VAT Group as Autonomous Entity
The Revenue Agency confirmed that a VAT group operates as a single autonomous taxable person, separate from its individual members. This structure means VAT positions are assessed at the group level rather than individually, with all obligations and rights held by the group itself through its representative.
Compensation Restrictions
Article 4 of Ministerial Decree 6 April 2018 explicitly prohibits VAT groups from using credits to offset debts of individual participants. The agency explained this reflects the fundamental principle that compensation requires debts and credits to belong to the same legal entity. Since the VAT group and its individual members are distinct subjects for tax purposes, cross-compensation is not permitted.

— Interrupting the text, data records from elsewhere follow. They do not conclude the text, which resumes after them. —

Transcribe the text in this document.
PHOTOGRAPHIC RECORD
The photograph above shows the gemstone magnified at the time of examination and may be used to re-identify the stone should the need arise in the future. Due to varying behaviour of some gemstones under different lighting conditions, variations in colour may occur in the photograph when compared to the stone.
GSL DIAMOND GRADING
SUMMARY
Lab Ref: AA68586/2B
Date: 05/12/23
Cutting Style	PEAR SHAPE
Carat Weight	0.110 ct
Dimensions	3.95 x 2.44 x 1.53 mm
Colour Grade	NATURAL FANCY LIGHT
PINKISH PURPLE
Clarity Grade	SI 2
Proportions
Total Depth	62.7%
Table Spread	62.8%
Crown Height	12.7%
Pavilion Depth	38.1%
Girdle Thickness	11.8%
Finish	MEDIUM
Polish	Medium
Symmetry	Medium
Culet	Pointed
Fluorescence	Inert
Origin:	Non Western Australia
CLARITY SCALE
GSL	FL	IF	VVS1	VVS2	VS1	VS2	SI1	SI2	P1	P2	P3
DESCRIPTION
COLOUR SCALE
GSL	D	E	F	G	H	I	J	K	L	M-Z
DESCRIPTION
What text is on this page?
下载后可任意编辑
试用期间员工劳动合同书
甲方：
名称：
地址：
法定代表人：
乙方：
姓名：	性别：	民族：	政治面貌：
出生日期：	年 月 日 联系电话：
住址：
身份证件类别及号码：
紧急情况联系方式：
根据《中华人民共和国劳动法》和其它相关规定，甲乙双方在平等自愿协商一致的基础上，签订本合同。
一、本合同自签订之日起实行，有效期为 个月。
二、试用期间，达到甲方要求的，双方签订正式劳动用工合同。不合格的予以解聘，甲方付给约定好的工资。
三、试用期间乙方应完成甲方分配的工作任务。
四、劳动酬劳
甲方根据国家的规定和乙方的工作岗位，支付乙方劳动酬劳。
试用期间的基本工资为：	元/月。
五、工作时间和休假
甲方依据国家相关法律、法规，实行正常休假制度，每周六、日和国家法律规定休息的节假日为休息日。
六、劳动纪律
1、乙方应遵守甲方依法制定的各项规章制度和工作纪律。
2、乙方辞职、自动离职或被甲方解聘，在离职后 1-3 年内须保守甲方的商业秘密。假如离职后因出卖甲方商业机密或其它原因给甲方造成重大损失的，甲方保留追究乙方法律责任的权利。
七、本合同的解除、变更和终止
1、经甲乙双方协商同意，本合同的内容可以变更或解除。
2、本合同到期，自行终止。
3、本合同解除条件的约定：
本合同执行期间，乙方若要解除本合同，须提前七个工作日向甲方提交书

The Revenue Agency referenced its 2017 Resolution No. 140/E, which established that compensation applies only between identical subjects, with limited exceptions requiring specific legislative provisions.
Permitted Uses
Excess VAT credits generated by groups may only be utilized through refund requests under Article 30 of the VAT Decree, subject to applicable conditions, or transferred to third parties including individual group participants under Article 6(5) of the 2018 decree. Such transfers must comply with civil code provisions on assignment of credits and require delegation from group participants to the group representative.
The clarification reinforces the structural separation between VAT grouping and other tax consolidation mechanisms, requiring businesses to manage excess VAT positions strictly within the VAT framework regardless of broader corporate tax arrangements.